Setup
- Get FlameGraph repo
% git clone https://github.com/brendangregg/FlameGraph fg
- Create Docker image
Follow the instructions here: C++ develop container (Docker)
- Run Docker container
% docker run -it --rm -v $(pwd):/workspace --privileged cpp-dev
- Setup container
# apt update && apt install -y g++ linux-perf # echo -1 > /proc/sys/kernel/perf_event_paranoid
Initial version
#include <iostream>
#include <numeric>
#include <random>
#include <vector>
uint32_t calcAverage(const std::vector<uint32_t>& data) {
if (data.empty()) return 0;
uint64_t sum = std::accumulate(data.begin(), data.end(), uint64_t(0));
return static_cast<uint32_t>(sum / data.size());
}
std::vector<uint32_t> createRndData(uint64_t num) {
std::vector<uint32_t> data(num);
std::mt19937 gen(std::random_device{}());
std::uniform_int_distribution<uint32_t> dist(0, RAND_MAX);
for (uint64_t i = 0; i < num; ++i) {
data[i] = dist(gen);
}
return data;
}
int main() {
uint64_t num = 100'000'000;
std::cout << "Average: " << calcAverage(createRndData(num)) << std::endl;
return 0;
}
# g++ main.cpp -g -o calc.out # perf record --freq 10000 --call-graph fp ./calc.out # perf script | /workspace/fg/stackcollapse-perf.pl | /workspace/fg/flamegraph.pl > flamegraph_initial.svg
The function createRndData takes 90% of the calculation time.
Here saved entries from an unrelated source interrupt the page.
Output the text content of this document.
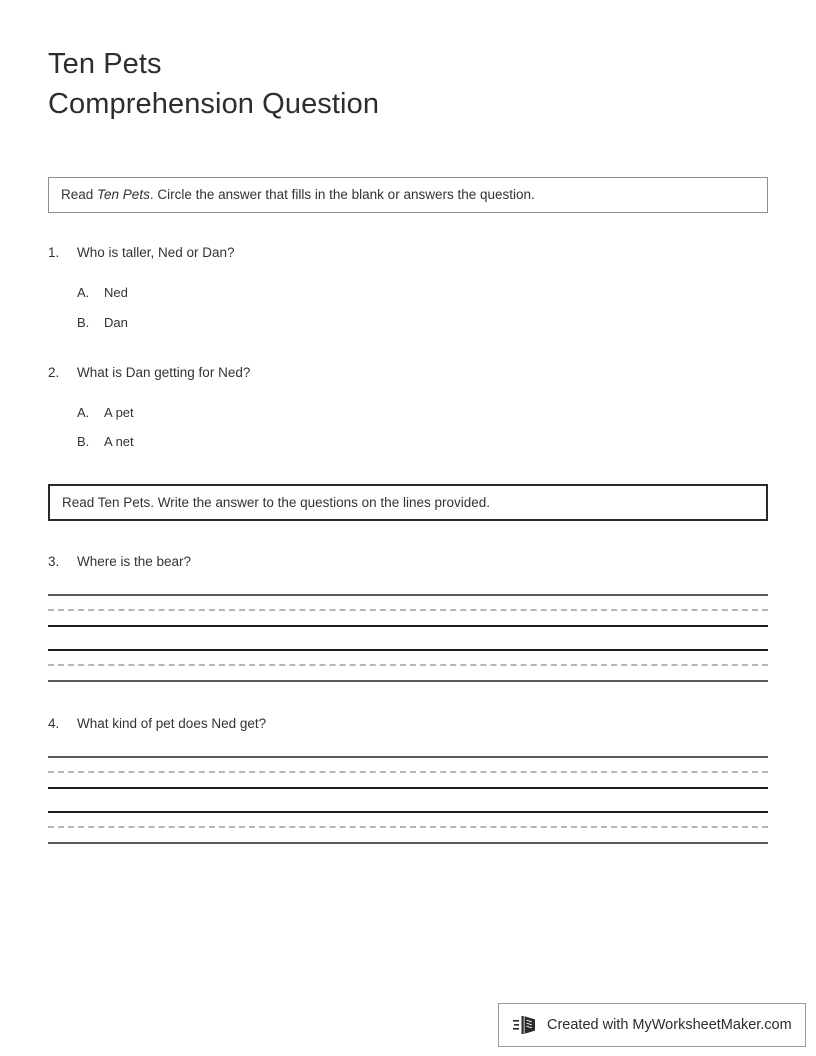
Ten Pets
Comprehension Question
Read Ten Pets. Circle the answer that fills in the blank or answers the question.
1.	Who is taller, Ned or Dan?
A.	Ned
B.	Dan
2.	What is Dan getting for Ned?
A.	A pet
B.	A net
Read Ten Pets. Write the answer to the questions on the lines provided.
3.	Where is the bear?
4.	What kind of pet does Ned get?
Created with MyWorksheetMaker.com
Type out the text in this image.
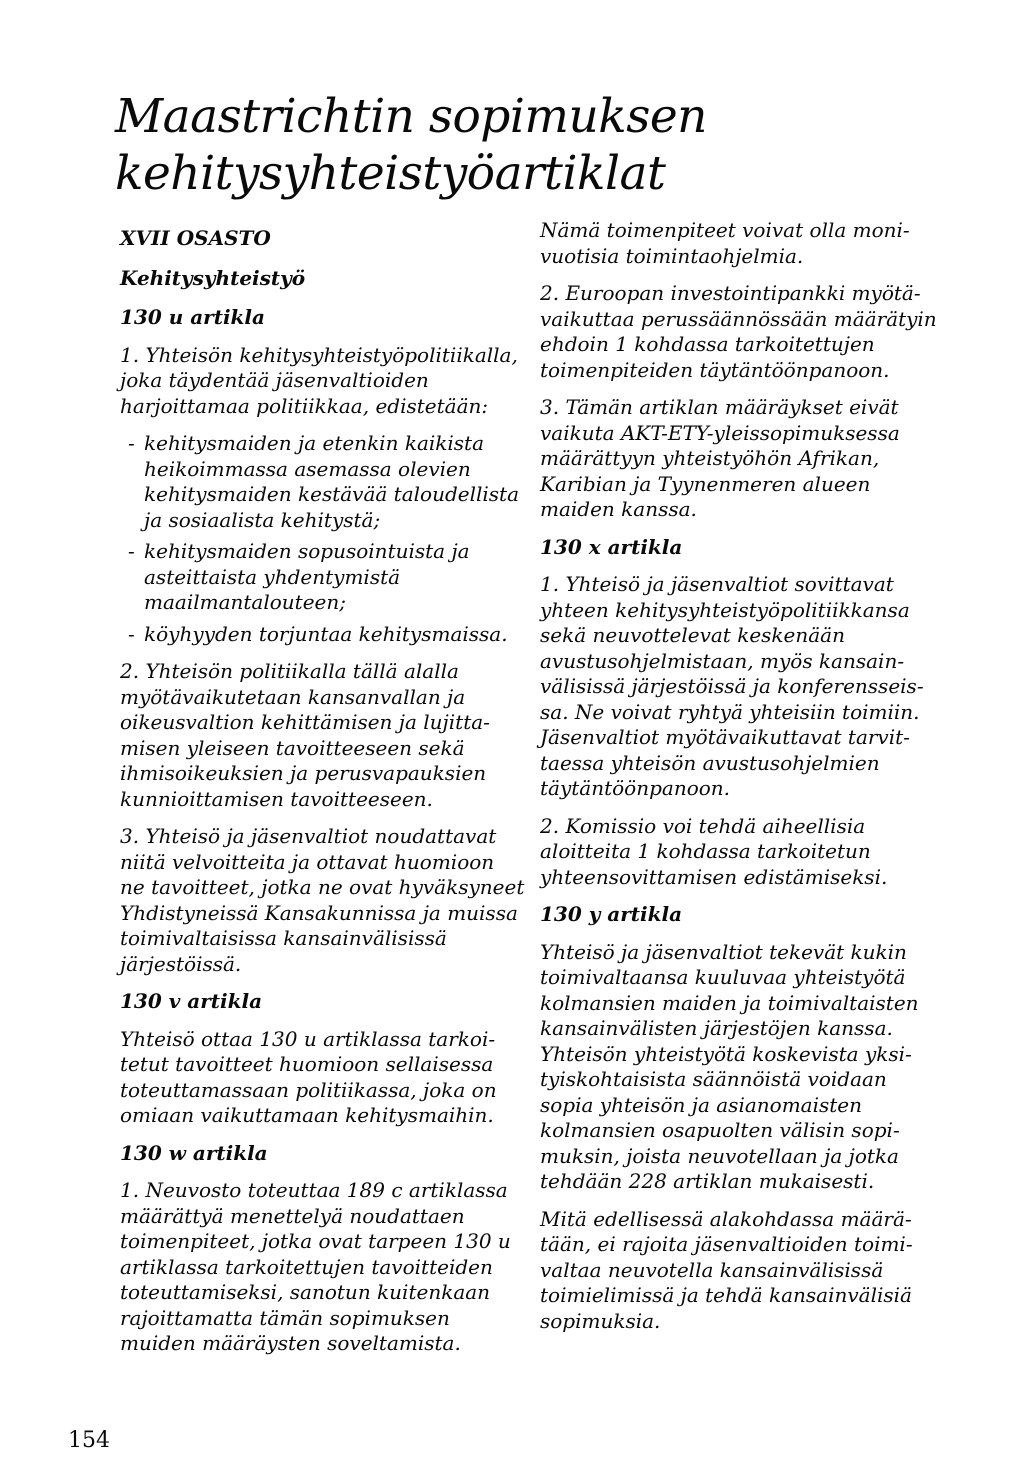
Maastrichtin sopimuksen
kehitysyhteistyöartiklat
XVII OSASTO
Kehitysyhteistyö
130 u artikla

1. Yhteisön kehitysyhteistyöpolitiikalla, joka täydentää jäsenvaltioiden harjoittamaa politiikkaa, edistetään:

- kehitysmaiden ja etenkin kaikista heikoimmassa asemassa olevien kehitysmaiden kestävää taloudellista ja sosiaalista kehitystä;
- kehitysmaiden sopusointuista ja asteittaista yhdentymistä maailmantalouteen;
- köyhyyden torjuntaa kehitysmaissa.

2. Yhteisön politiikalla tällä alalla myötävaikutetaan kansanvallan ja oikeusvaltion kehittämisen ja lujittamisen yleiseen tavoitteeseen sekä ihmisoikeuksien ja perusvapauksien kunnioittamisen tavoitteeseen.

3. Yhteisö ja jäsenvaltiot noudattavat niitä velvoitteita ja ottavat huomioon ne tavoitteet, jotka ne ovat hyväksyneet Yhdistyneissä Kansakunnissa ja muissa toimivaltaisissa kansainvälisissä järjestöissä.

130 v artikla

Yhteisö ottaa 130 u artiklassa tarkoitetut tavoitteet huomioon sellaisessa toteuttamassaan politiikassa, joka on omiaan vaikuttamaan kehitysmaihin.

130 w artikla

1. Neuvosto toteuttaa 189 c artiklassa määrättyä menettelyä noudattaen toimenpiteet, jotka ovat tarpeen 130 u artiklassa tarkoitettujen tavoitteiden toteuttamiseksi, sanotun kuitenkaan rajoittamatta tämän sopimuksen muiden määräysten soveltamista.

Nämä toimenpiteet voivat olla monivuotisia toimintaohjelmia.

2. Euroopan investointipankki myötävaikuttaa perussäännössään määrätyin ehdoin 1 kohdassa tarkoitettujen toimenpiteiden täytäntöönpanoon.

3. Tämän artiklan määräykset eivät vaikuta AKT-ETY-yleissopimuksessa määrättyyn yhteistyöhön Afrikan, Karibian ja Tyynenmeren alueen maiden kanssa.

130 x artikla

1. Yhteisö ja jäsenvaltiot sovittavat yhteen kehitysyhteistyöpolitiikkansa sekä neuvottelevat keskenään avustusohjelmistaan, myös kansainvälisissä järjestöissä ja konferensseissa. Ne voivat ryhtyä yhteisiin toimiin. Jäsenvaltiot myötävaikuttavat tarvittaessa yhteisön avustusohjelmien täytäntöönpanoon.

2. Komissio voi tehdä aiheellisia aloitteita 1 kohdassa tarkoitetun yhteensovittamisen edistämiseksi.

130 y artikla

Yhteisö ja jäsenvaltiot tekevät kukin toimivaltaansa kuuluvaa yhteistyötä kolmansien maiden ja toimivaltaisten kansainvälisten järjestöjen kanssa. Yhteisön yhteistyötä koskevista yksityiskohtaisista säännöistä voidaan sopia yhteisön ja asianomaisten kolmansien osapuolten välisin sopimuksin, joista neuvotellaan ja jotka tehdään 228 artiklan mukaisesti.

Mitä edellisessä alakohdassa määrätään, ei rajoita jäsenvaltioiden toimivaltaa neuvotella kansainvälisissä toimielimissä ja tehdä kansainvälisiä sopimuksia.

154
Let’s try to reduce it.
Updated version
#include <cstdlib>
#include <ctime>
#include <iostream>
#include <numeric>
#include <vector>
uint32_t calcAverage(const std::vector<uint32_t>& data) {
if (data.empty()) return 0;
uint64_t sum = std::accumulate(data.begin(), data.end(), uint64_t(0));
return static_cast<uint32_t>(sum / data.size());
}
std::vector<uint32_t> createRndData(uint64_t num) {
srand(time(NULL));
std::vector<uint32_t> data(num);
for (uint64_t i = 0; i < num; ++i) {
data[i] = static_cast<uint32_t>(rand());
}
return data;
}
int main() {
uint64_t num = 100'000'000;
std::cout << "Average: " << calcAverage(createRndData(num)) << std::endl;
return 0;
}
# g++ main.cpp -g -o calc.out # perf record --freq 10000 --call-graph fp ./calc.out # perf script | /workspace/fg/stackcollapse-perf.pl | /workspace/fg/flamegraph.pl > flamegraph_updated.svg
Now, the function createRndData takes only 65% of the calculation time. Yeah. 🎉
Disclaimer
It’s build without any optimization!